Choose right tax regime to minimise tax liability in FY24

Taxpayers should start their tax planning now and they should decide whether to opt for the new tax regime or the old one
Image used for representational purpose only. (File Photo)
Image used for representational purpose only. (File Photo)

MUMBAI:  As we have entered the new financial year, it is the right time for income tax planning for the year ahead. This year’s income tax planning is different from previous years’ because Budget 2023 has made the new tax regime a default tax regime for the financial year 2023-24.

It means if the taxpayers do not opt in for the old tax regime, she/he will be taxed as per the new tax regime. Salaried individuals must begin their tax planning exercise this month itself and choose the appropriate tax regime for them. The decision should be made carefully as it will decide the amount you will pay as tax in the current year. It is crucial for taxpayers to determine their income and start tax planning in advance to minimise their tax liability for 2023-24.

“The new tax regime has been made the default regime this year. For the employed, if the taxpayers are not careful about declaring their intended tax regime to their employer at the onset of the financial year and within the declaration timelines of such employer, they would be covered under the new regime,” Tapati Ghose, Partner, Deloitte India told TNIE. “This however, can be corrected subsequently while filing the tax returns if the taxpayer chooses to opt for the old regime,” she added.

Choosing between old and new tax regime
The most important factor to keep in mind for income tax planning is the selection of an appropriate tax regime. There are several key factors to consider before you finalise the decision to select the tax regime.“The option to opt for old or new tax regime would depend upon various factors such as the total income of the taxpayer, his intention to make investment, marginal slab rates applicable to him, exemptions and deductions available to such taxpayers, etc. Hence, the taxpayer needs to undertake an evaluation and accordingly, assess his income under both such tax regimes in order to choose the beneficial amongst both such regimes,”Suresh Surana, Founder, RSM India- a tax consulting firm- said.

Experts say that taxpayers should estimate their taxable income and determine the tax bracket applicable to them. It is advisable to determine the tax saving investments and expenses like home loan instalments, house rent, mediclaim, insurance, donation etc. which a taxpayer expects to incur during the year. “If the taxpayer is making a substantial investment in tax saving investments or incurring expenditure which can be claimed as deduction, then the old regime will prove to be beneficial. Alternatively, the new regime could prove beneficial to him,” Anita Basrur, Partner, Sudit K Parekh & Co said.

Deductions and exemptions
After you have selected the appropriate tax regime, it’s time to look at the deductions and exemptions available in old and new tax regimes. A taxpayer can calculate the net taxable income under the old tax regime after considering all the eligible deductions and exemptions and can know the tax liability.  Once the taxpayer knows tax liability under the old and new regime, he can choose the regime under which the tax outgo is less.

“Apart from lower tax rates, the new tax regime is fairly simple to apply and less burdensome as there is minimal documentation to be maintained since there aren’t many deductions/exemptions available.  Further, the key driving factor for making an investment choice is no longer the tax reliefs the financial product offers.

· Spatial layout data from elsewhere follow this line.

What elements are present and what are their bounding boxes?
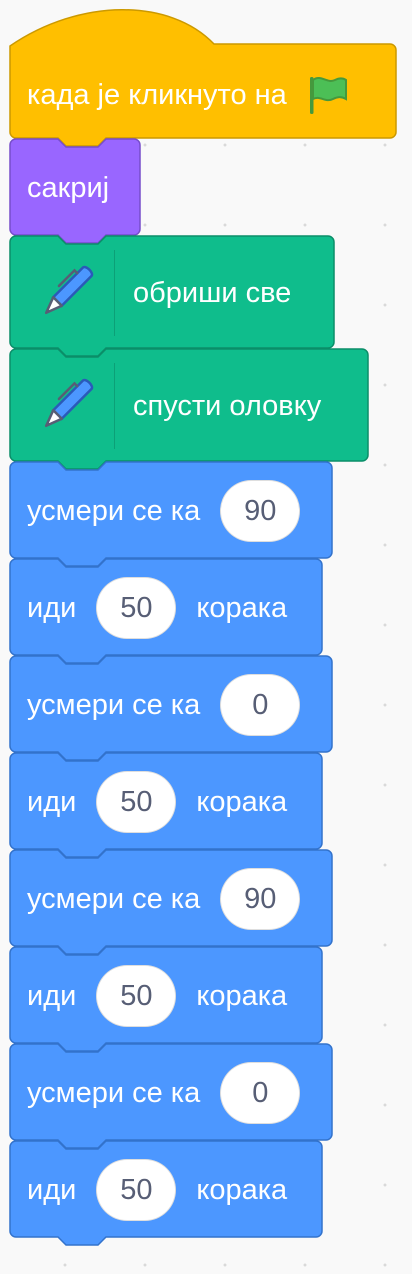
steps-suffix-label: корака: [196, 1173, 288, 1206]
steps-suffix-label: корака: [196, 785, 288, 818]
pen-down-block[interactable]: спусти оловку: [9, 348, 369, 470]
hat-label: када је кликнуто на: [27, 78, 287, 111]
pen-block-separator: [114, 250, 115, 336]
move-label: иди: [27, 1173, 77, 1206]
direction-input[interactable]: 90: [220, 480, 301, 542]
when-flag-clicked-block[interactable]: када је кликнуто на: [9, 9, 398, 147]
direction-input[interactable]: 90: [220, 868, 301, 930]
move-label: иди: [27, 785, 77, 818]
erase-all-label: обриши све: [133, 276, 292, 309]
pen-icon: [30, 257, 102, 329]
pen-down-label: спусти оловку: [133, 389, 322, 422]
move-steps-block[interactable]: иди 50 корака: [9, 752, 323, 858]
green-flag-icon: [307, 75, 349, 115]
move-steps-block[interactable]: иди 50 корака: [9, 946, 323, 1052]
move-label: иди: [27, 979, 77, 1012]
steps-input[interactable]: 50: [96, 965, 177, 1027]
move-steps-block[interactable]: иди 50 корака: [9, 558, 323, 664]
pen-icon: [30, 370, 102, 442]
move-label: иди: [27, 591, 77, 624]
point-in-direction-block[interactable]: усмери се ка 90: [9, 849, 333, 955]
pen-block-separator: [114, 363, 115, 449]
hide-block[interactable]: сакриј: [9, 138, 141, 244]
point-in-direction-label: усмери се ка: [27, 688, 201, 721]
erase-all-block[interactable]: обриши све: [9, 235, 335, 357]
direction-input[interactable]: 0: [220, 1062, 301, 1124]
point-in-direction-block[interactable]: усмери се ка 0: [9, 655, 333, 761]
steps-suffix-label: корака: [196, 979, 288, 1012]
direction-input[interactable]: 0: [220, 674, 301, 736]
point-in-direction-block[interactable]: усмери се ка 0: [9, 1043, 333, 1149]
hide-label: сакриј: [27, 171, 110, 204]
point-in-direction-label: усмери се ка: [27, 1076, 201, 1109]
move-steps-block[interactable]: иди 50 корака: [9, 1140, 323, 1246]
steps-suffix-label: корака: [196, 591, 288, 624]
steps-input[interactable]: 50: [96, 577, 177, 639]
point-in-direction-block[interactable]: усмери се ка 90: [9, 461, 333, 567]
steps-input[interactable]: 50: [96, 771, 177, 833]
point-in-direction-label: усмери се ка: [27, 494, 201, 527]
steps-input[interactable]: 50: [96, 1159, 177, 1221]
point-in-direction-label: усмери се ка: [27, 882, 201, 915]
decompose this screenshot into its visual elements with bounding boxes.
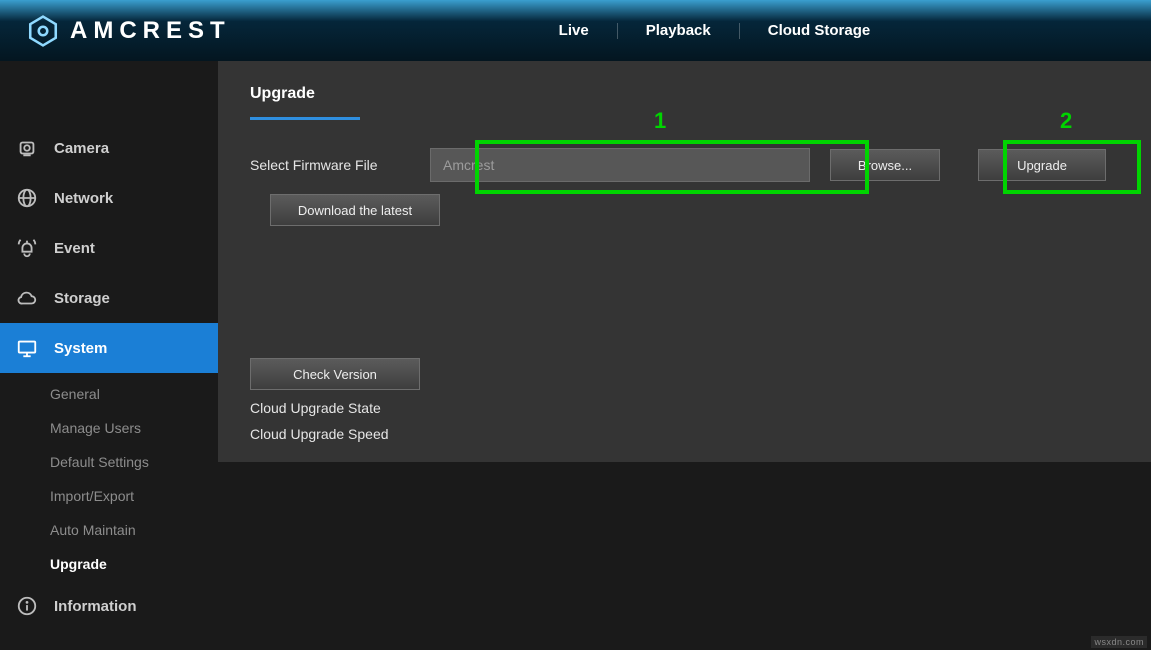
submenu-import-export[interactable]: Import/Export	[50, 479, 218, 513]
browse-button[interactable]: Browse...	[830, 149, 940, 181]
system-submenu: General Manage Users Default Settings Im…	[0, 373, 218, 581]
page-title: Upgrade	[250, 85, 1133, 117]
download-row: Download the latest	[250, 194, 1133, 226]
select-firmware-label: Select Firmware File	[250, 157, 410, 173]
title-underline	[250, 117, 360, 120]
sidebar-item-information[interactable]: Information	[0, 581, 218, 631]
hexagon-logo-icon	[26, 14, 60, 48]
sidebar-item-label: Storage	[54, 290, 110, 307]
main-panel: Upgrade Select Firmware File Amcrest Bro…	[218, 61, 1151, 650]
sidebar-item-camera[interactable]: Camera	[0, 123, 218, 173]
sidebar-item-label: Information	[54, 598, 137, 615]
bell-signal-icon	[14, 237, 40, 259]
firmware-file-value: Amcrest	[443, 157, 494, 173]
annotation-label-2: 2	[1060, 108, 1072, 134]
globe-icon	[14, 187, 40, 209]
sidebar-item-label: Event	[54, 240, 95, 257]
submenu-general[interactable]: General	[50, 377, 218, 411]
camera-icon	[14, 137, 40, 159]
cloud-upgrade-state-label: Cloud Upgrade State	[250, 400, 1133, 416]
top-nav: Live Playback Cloud Storage	[531, 23, 899, 39]
sidebar-item-label: Network	[54, 190, 113, 207]
nav-live[interactable]: Live	[531, 23, 617, 39]
submenu-upgrade[interactable]: Upgrade	[50, 547, 218, 581]
monitor-icon	[14, 337, 40, 359]
upgrade-button[interactable]: Upgrade	[978, 149, 1106, 181]
sidebar-item-storage[interactable]: Storage	[0, 273, 218, 323]
check-version-button[interactable]: Check Version	[250, 358, 420, 390]
cloud-icon	[14, 287, 40, 309]
firmware-row: Select Firmware File Amcrest Browse... U…	[250, 148, 1133, 182]
firmware-file-field[interactable]: Amcrest	[430, 148, 810, 182]
info-icon	[14, 595, 40, 617]
sidebar-item-network[interactable]: Network	[0, 173, 218, 223]
nav-playback[interactable]: Playback	[617, 23, 739, 39]
submenu-auto-maintain[interactable]: Auto Maintain	[50, 513, 218, 547]
sidebar-item-event[interactable]: Event	[0, 223, 218, 273]
download-latest-button[interactable]: Download the latest	[270, 194, 440, 226]
sidebar-item-label: System	[54, 340, 107, 357]
app-header: AMCREST Live Playback Cloud Storage	[0, 0, 1151, 61]
sidebar-item-label: Camera	[54, 140, 109, 157]
annotation-label-1: 1	[654, 108, 666, 134]
cloud-upgrade-speed-label: Cloud Upgrade Speed	[250, 426, 1133, 442]
main-lower-background	[218, 462, 1151, 650]
watermark: wsxdn.com	[1091, 636, 1147, 648]
sidebar: Camera Network Event Storage System	[0, 61, 218, 650]
sidebar-item-system[interactable]: System	[0, 323, 218, 373]
brand-name: AMCREST	[70, 17, 231, 45]
submenu-default-settings[interactable]: Default Settings	[50, 445, 218, 479]
nav-cloud-storage[interactable]: Cloud Storage	[739, 23, 899, 39]
submenu-manage-users[interactable]: Manage Users	[50, 411, 218, 445]
brand-logo: AMCREST	[26, 14, 231, 48]
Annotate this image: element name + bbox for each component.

Some of the deductions/exemptions available in the new tax regime are the standard deduction, employer’s contribution to National Pension Scheme(NPS), exemption pertaining to gratuity and leave encashment, etc,” said Ghose.

While the old tax regime has enough room for claiming deductions against various allowances forming part of salary and also for specified investments and expenses such as Public Provident Fund (PPF), NPS, repayment of housing loan, payment of tuition fees, etc., the new tax regime may restrict certain benefits and exemptions.

The old tax regime offers an exemption limit of R2,50,000 to individuals with the highest tax slab rate of 30% applicable on income above R10,00,000. The new tax regime is wider in scope with its tax slab rates ranging from 0- 30% with exemption limit up to R3,00,000 and the highest tax rate of 30% is applicable on income above R15,00,000. 

“Under the old tax regime resident individuals with total income up to R5,00,000 can claim a rebate of tax. However, from the start of 2023-24, taxpayers with total income up to R7 lakh may claim full rebate of tax. The highest rate of surcharge has been reduced from 37% to 25% under the new tax regime for total income exceeding R5 crore thus reducing the effective tax rate from 42.74% to 39%,” said Surana.
Under the new tax regime, salaried individuals and pensioners can claim the standard deduction of R50,000 only from their salary or pension income. For family pensioners, a standard deduction of R15,000 will be available.

Deductions under New Tax Regime

Standard deduction of Rs 50,000

Interest on home loan on let out properties

Leave Encashment

Family pension

Employers’ contribution to NPS

Contribution to Agniveer Corpus Fund

Exemption on voluntary retirement

Exemption on gratuity

Exemption limit in Old & New
The old tax regime offers an exemption limit of R2,50,000 to individuals with the highest tax slab rate of 30% applicable on income above R10 lakh. Under the new tax regime, salaried individuals and pensioners can claim the standard deduction of R50,000 from their salary/pension income.